Sie waren eine der teilnehmenden Künstler*innen bei dem internationalen Symposium „Fertile Void“ in Berlin im letzten Jahr. Wie haben Sie die Veranstaltung erlebt?
Für „Fertile Void“ habe ich mit dem Studio-Quantum-Künstler und Performance-Poeten David Odiase kooperiert, um unsere Arbeit in einer Performance miteinander zu verknüpfen. Unsere gemeinsamen Themen waren Mutterschaft, nichtlineare Zeit und Erinnerung. Wir haben Stücke aufgeführt, die sich auf die Arbeit des jeweils anderen bezogen. Ich habe „Fertile Void“ geschrieben, ein neues Stück über die Ungewissheit der Schwangerschaft, die sich wie ein Quantenzustand anfühlt. Wir haben auch mit OpenAI gearbeitet, um Filmclips zu unseren Stücken zu erstellen. Es war magisch, die Bühne und den künstlerischen Prozess mit David Odiase zu teilen und die anderen Künstler*innen von Studio Quantum zu treffen. Ich habe noch nie mit internationalen Künstler*innen zusammengearbeitet, und es war schön, einmal nicht die Minderheit in einer Gruppe darzustellen. Ich hatte das Gefühl, Teil eines globalen Gesprächs zu sein – und nicht nur eines westlichen. „Fertile Void“ war eine der denkwürdigsten Erfahrungen meines Lebens, und ich hoffe, mit den Künstler*innen in Kontakt zu bleiben.

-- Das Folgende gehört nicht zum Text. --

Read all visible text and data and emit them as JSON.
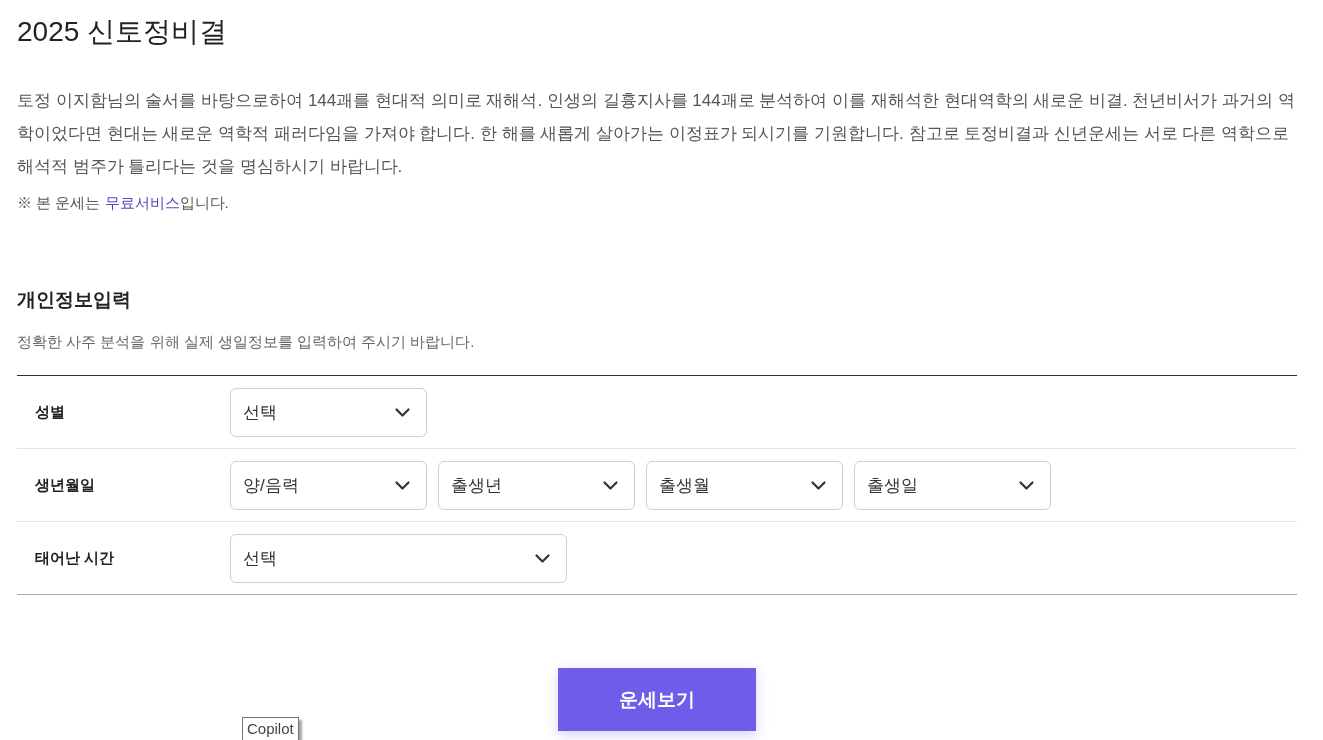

Inwiefern hat das Residenzprogramm einen nachhaltigen Einfluss auf Ihre Arbeit?
Ich habe eine neue „künstlerische“ Familie, mit der ich nun regelmäßig in Kontakt stehe. Meine Arbeit für „Fertile Void” ist zur Basis für eine Essaysammlung geworden, und mein Studio Quantum-Projekt „Beautiful Workings”, das ich zusammen mit Fallow Media in Irland entwickle, ist für mich eine neue Ebene der multidisziplinären Zusammenarbeit. Kurz gesagt, dieser Aufenthalt hat mir neue Türen geöffnet, und ich freue mich darauf, sie zu durchschreiten.
Studio Quantum ist ein internationales Veranstaltungs- und Residenzprogramm des Goethe-Instituts, welches die Rolle der Kunst im Kontext neu aufkommender Quantentechnologien untersucht. Die Projektleitung hat das Goethe-Institut Irland inne.